William Hill Great St Wilfrid Stakes Handicap Odds and Preview – Horse Racing Betting (Aug 17)

Dods sprinter to have Great St Wilfrid rivals in a spin

Horse Racing Betting

The last seven winners of the prestigious William Hill Great St Wilfrid Handicap at Ripon have started from a double-digit draw but that stat is, of course, misleading. A few years ago, stalls numbers were all regimented so that the lowest were placed against the inside so many of those winners were actually drawn near the far rail, unlike under new conditions. Much more impressive is the fact that anything aged eight or older has, historically, little chance and no three-year-old have won this valuable sprint since Pipalong in the last century and she was a Group 1 performer. So, immediately, you can put a line through Borderlescott, Blaine, Polski Max and Regal Parade. I can’t see the Scott Dixon pair, Dr Red Eye and Thunderball, being good enough while it doesn’t look like Hoof It is the force of old and he may struggle under his big weight. There are similar concerns surrounding Captain Ramius but, now we’ve crossed a few off the list, what’s going to win?

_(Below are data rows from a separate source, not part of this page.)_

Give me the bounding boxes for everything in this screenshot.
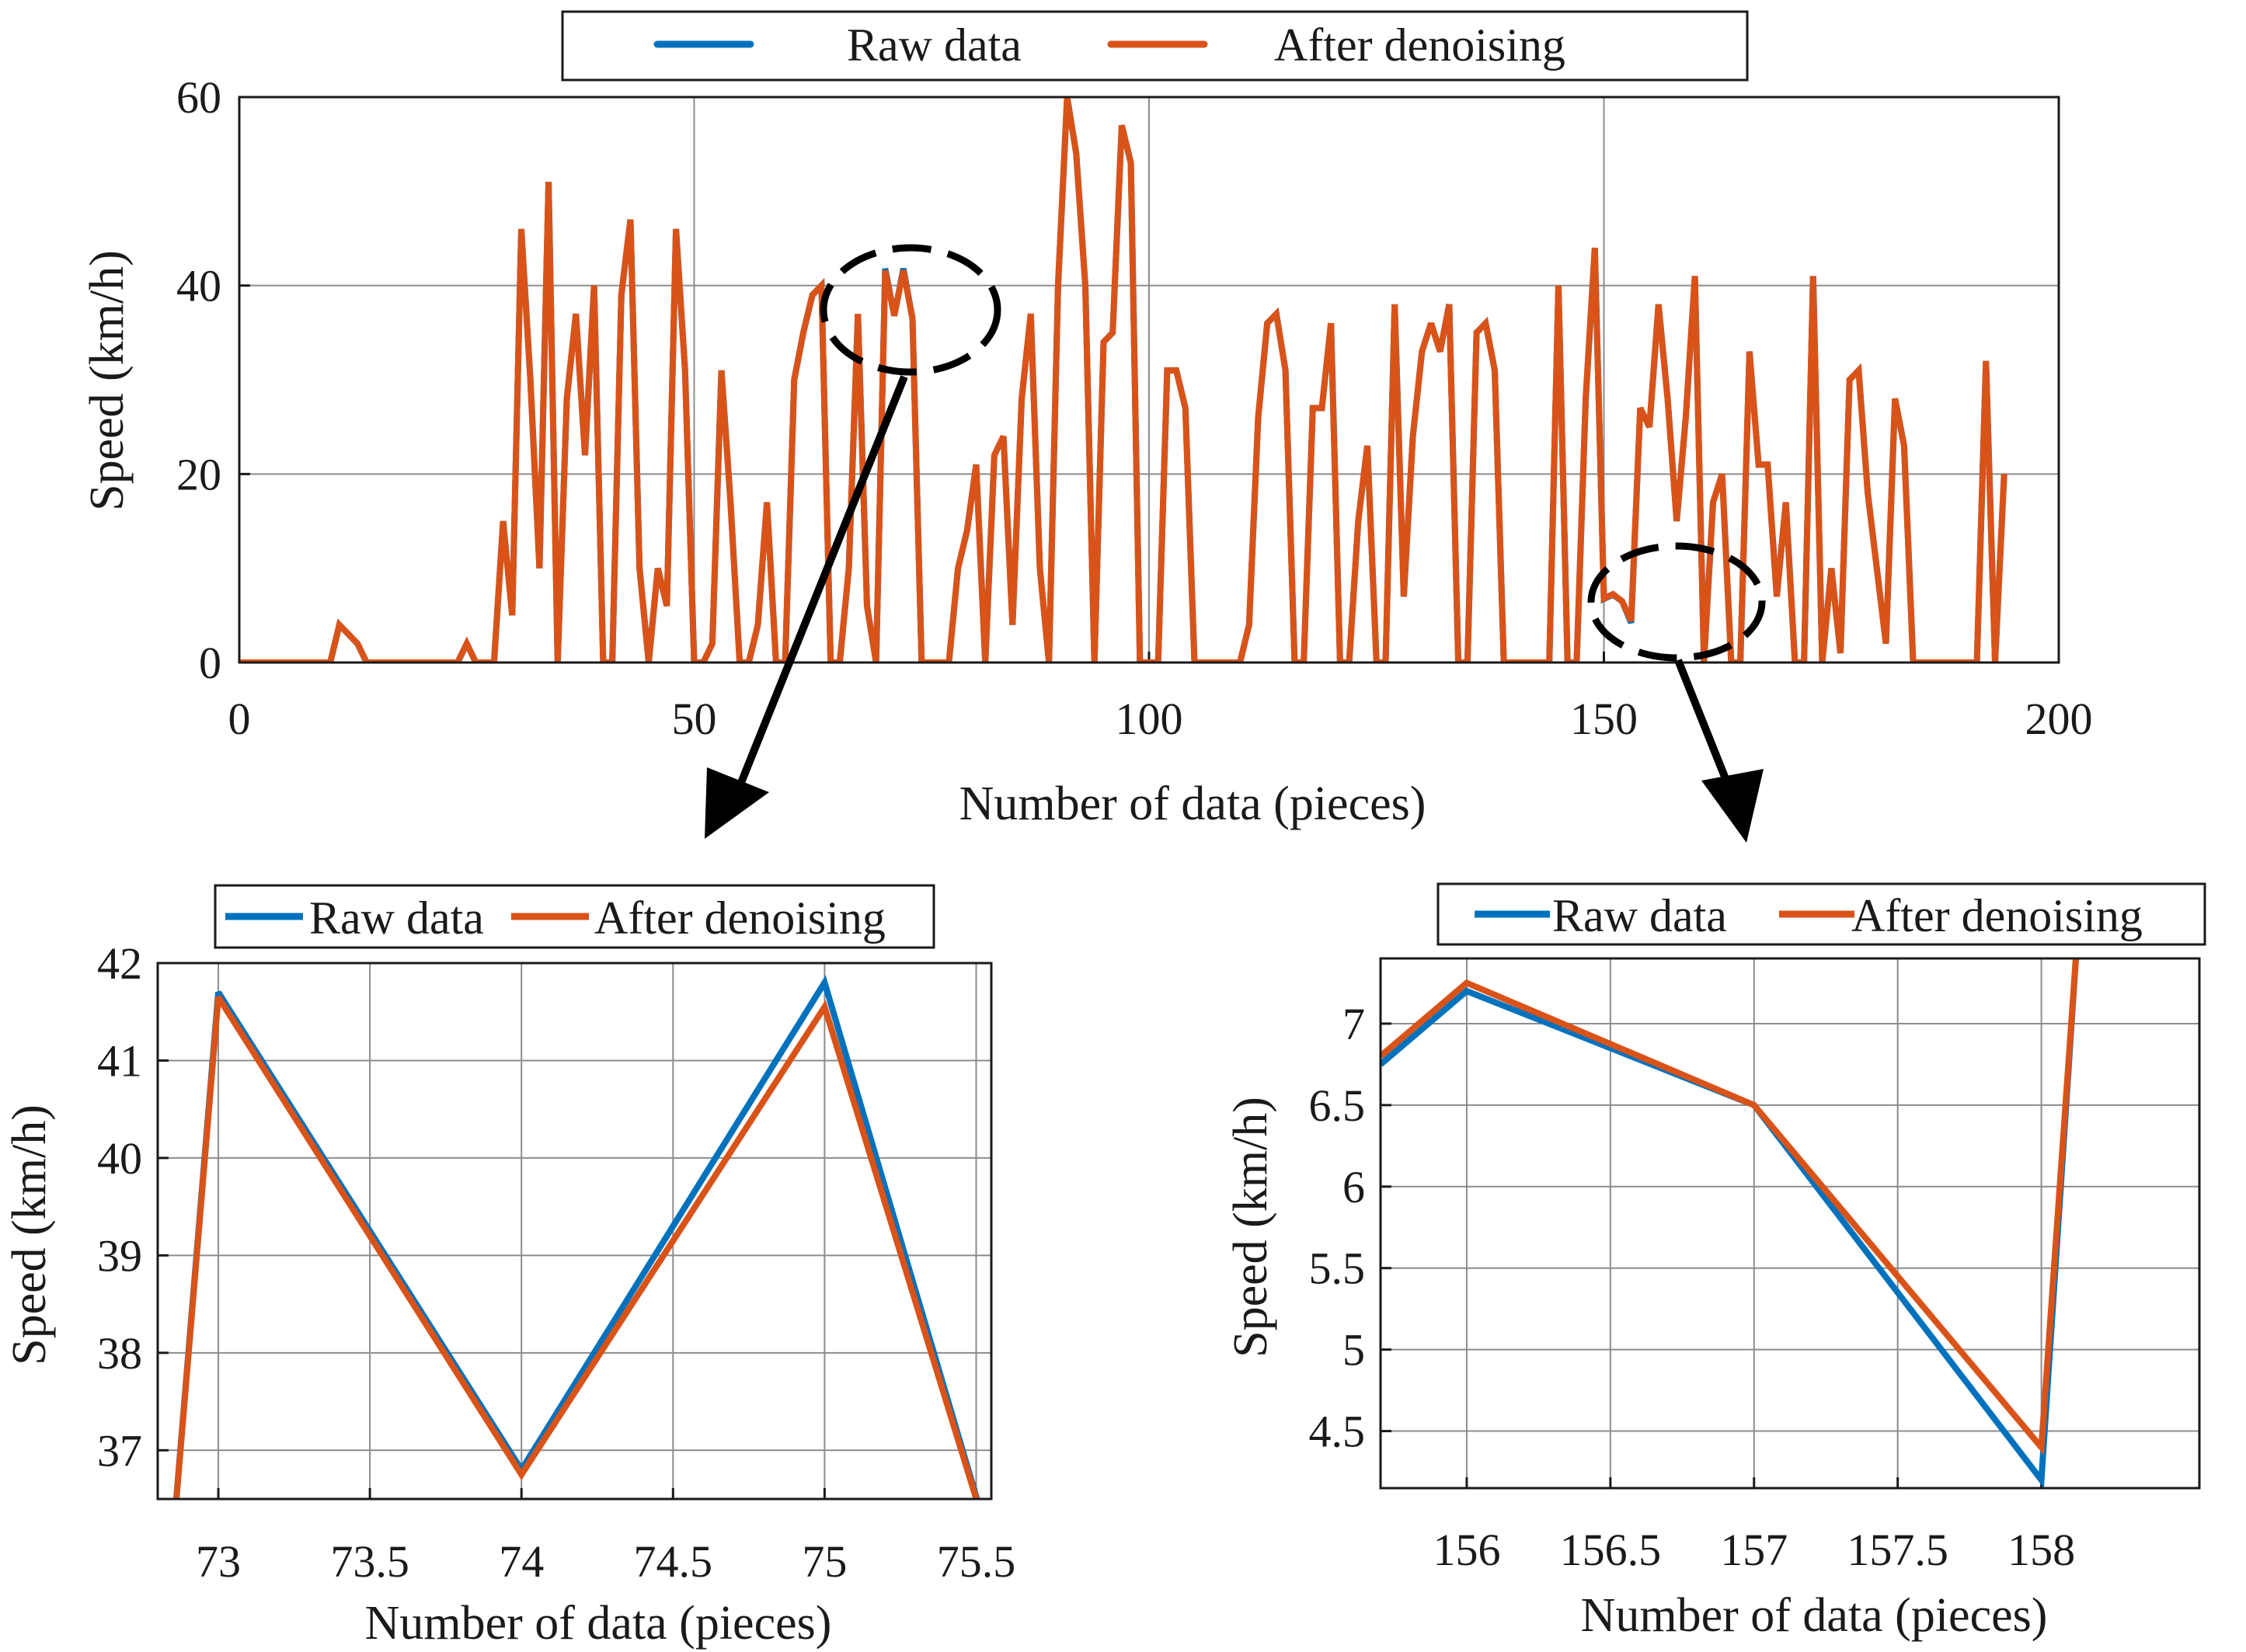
y-tick-label: 40	[176, 261, 221, 311]
y-tick-label: 5	[1342, 1325, 1365, 1376]
zoom-right-chart: 156 156.5 157 157.5 158 4.5 5 5.5 6 6.5 7 Number o…	[1224, 882, 2206, 1642]
x-tick-label: 156	[1433, 1525, 1500, 1575]
x-tick-label: 74.5	[634, 1536, 713, 1587]
zoom-right-legend-denoised-label: After denoising	[1851, 890, 2143, 941]
y-tick-label: 42	[97, 938, 142, 989]
zoom-right-tick-labels: 156 156.5 157 157.5 158 4.5 5 5.5 6 6.5 7	[1309, 999, 2076, 1575]
callout-ellipse-left	[820, 244, 1001, 376]
x-tick-label: 73.5	[330, 1536, 409, 1587]
main-tick-labels: 0 50 100 150 200 0 20 40 60	[176, 72, 2093, 744]
callout-arrow-right-head	[1701, 769, 1764, 843]
x-tick-label: 200	[2025, 694, 2093, 744]
y-tick-label: 39	[97, 1230, 142, 1281]
main-legend-raw-label: Raw data	[847, 19, 1022, 71]
x-tick-label: 100	[1116, 694, 1183, 744]
y-tick-label: 38	[97, 1328, 142, 1379]
y-tick-label: 6.5	[1309, 1080, 1366, 1131]
main-x-axis-label: Number of data (pieces)	[959, 777, 1426, 830]
zoom-left-axes-box	[156, 962, 993, 1501]
x-tick-label: 157	[1720, 1525, 1788, 1575]
y-tick-label: 0	[199, 638, 221, 688]
y-tick-label: 5.5	[1309, 1243, 1366, 1294]
x-tick-label: 156.5	[1560, 1525, 1662, 1575]
x-tick-label: 50	[672, 694, 717, 744]
main-axes-box	[238, 96, 2060, 664]
main-legend: Raw data After denoising	[561, 10, 1749, 82]
y-tick-label: 41	[97, 1035, 142, 1086]
zoom-left-chart: 73 73.5 74 74.5 75 75.5 37 38 39 40 41 42 Number of…	[3, 884, 1015, 1650]
y-tick-label: 20	[176, 449, 221, 499]
y-tick-label: 4.5	[1309, 1407, 1366, 1457]
x-tick-label: 157.5	[1847, 1525, 1948, 1575]
y-tick-label: 6	[1342, 1162, 1365, 1212]
main-y-axis-label: Speed (km/h)	[81, 250, 134, 511]
callout-arrow-left-shaft	[730, 375, 908, 802]
y-tick-label: 7	[1342, 999, 1365, 1049]
zoom-left-x-axis-label: Number of data (pieces)	[365, 1597, 832, 1650]
y-tick-label: 37	[97, 1425, 142, 1476]
zoom-left-series	[172, 975, 980, 1499]
zoom-right-x-axis-label: Number of data (pieces)	[1581, 1589, 2048, 1642]
zoom-right-legend: Raw data After denoising	[1436, 882, 2206, 946]
zoom-right-series	[1381, 958, 2080, 1488]
x-tick-label: 0	[228, 694, 251, 744]
x-tick-label: 75.5	[937, 1536, 1016, 1587]
zoom-right-axes-box	[1379, 957, 2201, 1490]
zoom-right-series-after-denoising	[1381, 958, 2080, 1455]
main-series	[239, 97, 2007, 663]
zoom-right-y-axis-label: Speed (km/h)	[1224, 1097, 1277, 1358]
zoom-callouts	[705, 244, 1766, 843]
callout-arrow-right-shaft	[1674, 659, 1735, 794]
main-chart: 0 50 100 150 200 0 20 40 60 Number of data (piec…	[81, 10, 2093, 830]
y-tick-label: 40	[97, 1133, 142, 1184]
zoom-left-plot-area	[158, 963, 991, 1499]
x-tick-label: 75	[802, 1536, 847, 1587]
x-tick-label: 158	[2007, 1525, 2075, 1575]
zoom-left-tick-labels: 73 73.5 74 74.5 75 75.5 37 38 39 40 41 42	[97, 938, 1015, 1587]
y-tick-label: 60	[176, 72, 221, 123]
zoom-left-series-after-denoising	[173, 995, 980, 1499]
callout-arrow-left-head	[705, 767, 769, 839]
zoom-left-legend: Raw data After denoising	[214, 884, 935, 949]
zoom-right-plot-area	[1381, 958, 2199, 1488]
zoom-right-series-raw-data	[1381, 958, 2080, 1488]
x-tick-label: 150	[1570, 694, 1638, 744]
x-tick-label: 73	[196, 1536, 241, 1587]
zoom-left-legend-raw-label: Raw data	[309, 892, 484, 944]
zoom-left-legend-denoised-label: After denoising	[594, 892, 886, 944]
callout-ellipse-right	[1587, 542, 1766, 662]
zoom-right-legend-raw-label: Raw data	[1552, 890, 1727, 941]
main-legend-denoised-label: After denoising	[1274, 19, 1565, 71]
x-tick-label: 74	[499, 1536, 544, 1587]
main-series-after-denoising	[239, 97, 2007, 663]
zoom-left-y-axis-label: Speed (km/h)	[3, 1104, 56, 1365]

The Armstrong Memorial Handicap over the same course and distance as this weekend’s feature may well hold the key as SPINATRIX (9/1 with BetVictor and Betfred) beat Pearl Ice (11/1 with Coral), despite having to weave his way through from an uncompromising position. The runner-up is a couple of pounds better off and David Barron has brought over promising Irish apprentice Conor Hoban to ride, but Michael Dods‘ sprinter looks worth sticking with as he’s yet to run a bad race on the track and recent rain is of no concern.

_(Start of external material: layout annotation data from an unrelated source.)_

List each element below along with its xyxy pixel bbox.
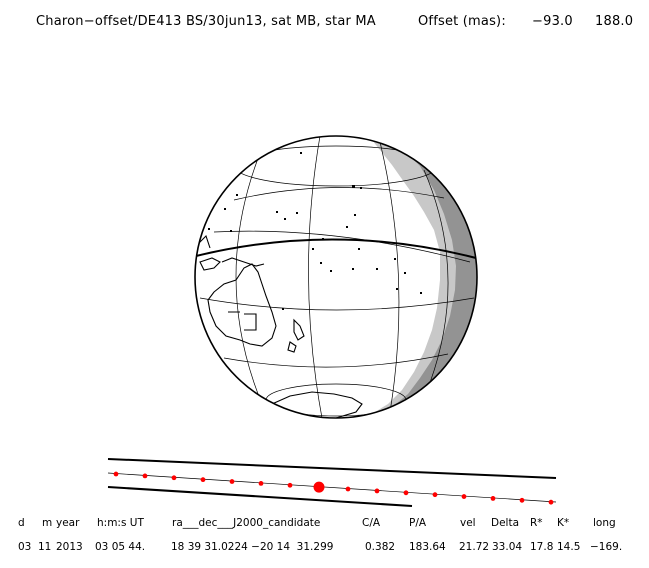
val-time: 03 05 44. [95, 541, 146, 553]
track-marker [287, 482, 293, 488]
shadow-south-limit [107, 486, 413, 507]
track-marker [200, 477, 206, 483]
hdr-r: R* [530, 517, 543, 529]
hdr-m: m [42, 517, 53, 529]
track-marker [461, 494, 467, 499]
track-marker [519, 497, 525, 503]
val-d: 03 [18, 541, 32, 553]
track-marker [229, 479, 235, 484]
hdr-ca: C/A [362, 517, 381, 529]
offset-label: Offset (mas): [418, 14, 506, 29]
val-m: 11 [38, 541, 52, 553]
islands [208, 152, 422, 310]
track-marker [548, 499, 554, 505]
track-markers [113, 471, 554, 505]
hdr-long: long [593, 517, 616, 529]
val-r: 17.8 [530, 541, 554, 553]
track-marker [490, 496, 496, 501]
hdr-k: K* [557, 517, 570, 529]
shadow-track [107, 458, 557, 507]
val-pa: 183.64 [409, 541, 446, 553]
track-marker [432, 492, 438, 498]
track-marker [345, 486, 351, 492]
track-marker [142, 473, 148, 479]
shadow-north-limit [107, 458, 557, 479]
val-vel: 21.72 [459, 541, 490, 553]
hdr-delta: Delta [491, 517, 520, 529]
offset-y-value: 188.0 [595, 14, 634, 29]
val-k: 14.5 [557, 541, 581, 553]
shadow-centerline [107, 472, 557, 503]
equator [195, 238, 477, 259]
night-zone [370, 136, 477, 418]
val-long: −169. [590, 541, 623, 553]
globe [194, 135, 478, 419]
hdr-d: d [18, 517, 25, 529]
val-delta: 33.04 [492, 541, 523, 553]
track-marker [258, 481, 264, 486]
track-marker [113, 471, 119, 477]
plot-title: Charon−offset/DE413 BS/30jun13, sat MB, … [36, 14, 376, 29]
hdr-radec: ra___dec___J2000_candidate [172, 517, 321, 529]
track-marker [171, 475, 177, 481]
val-year: 2013 [56, 541, 83, 553]
hdr-vel: vel [460, 517, 476, 529]
hdr-time: h:m:s UT [97, 517, 144, 529]
offset-x-value: −93.0 [532, 14, 573, 29]
val-radec: 18 39 31.0224 −20 14 31.299 [171, 541, 334, 553]
graticule [199, 136, 475, 418]
hdr-year: year [56, 517, 80, 529]
track-marker [374, 488, 380, 494]
track-marker [403, 490, 409, 496]
val-ca: 0.382 [365, 541, 396, 553]
hdr-pa: P/A [409, 517, 427, 529]
coastlines [197, 234, 363, 418]
track-marker-central [313, 481, 325, 493]
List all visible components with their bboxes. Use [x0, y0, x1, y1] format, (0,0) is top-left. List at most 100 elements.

Baccarat has been well backed (11/2 with Coral) following a couple of decent runs in good company since winning over track and trip in the spring. He’s only had seven runs but he’s one of those whose connections wouldn’t want conditions to ease. Louis The Pious (10/1 with Boylesports and William Hill) finished ahead of a number of this weekend’s rivals when seventh in the Stewards’ Cup at Goodwood and must have some sort of chance off the same handicap mark while David O’Meara also runs Dick Bos. The bottom weight has proved ultra-consistent this term, winning over course and distance in June. He seems to enjoy the hurly-burly of these big fields and is no forlon hope at Skybet‘s 11/1 given he’s oblivious to the state of the going.

Dick Bos starts from stall 11 and will probably track across to the far side where the pace appears to be. But Spinatrix will only have to keep straight from stall one to hold a good position and it’s the Dods’ five-year-old who looks the most likely winner.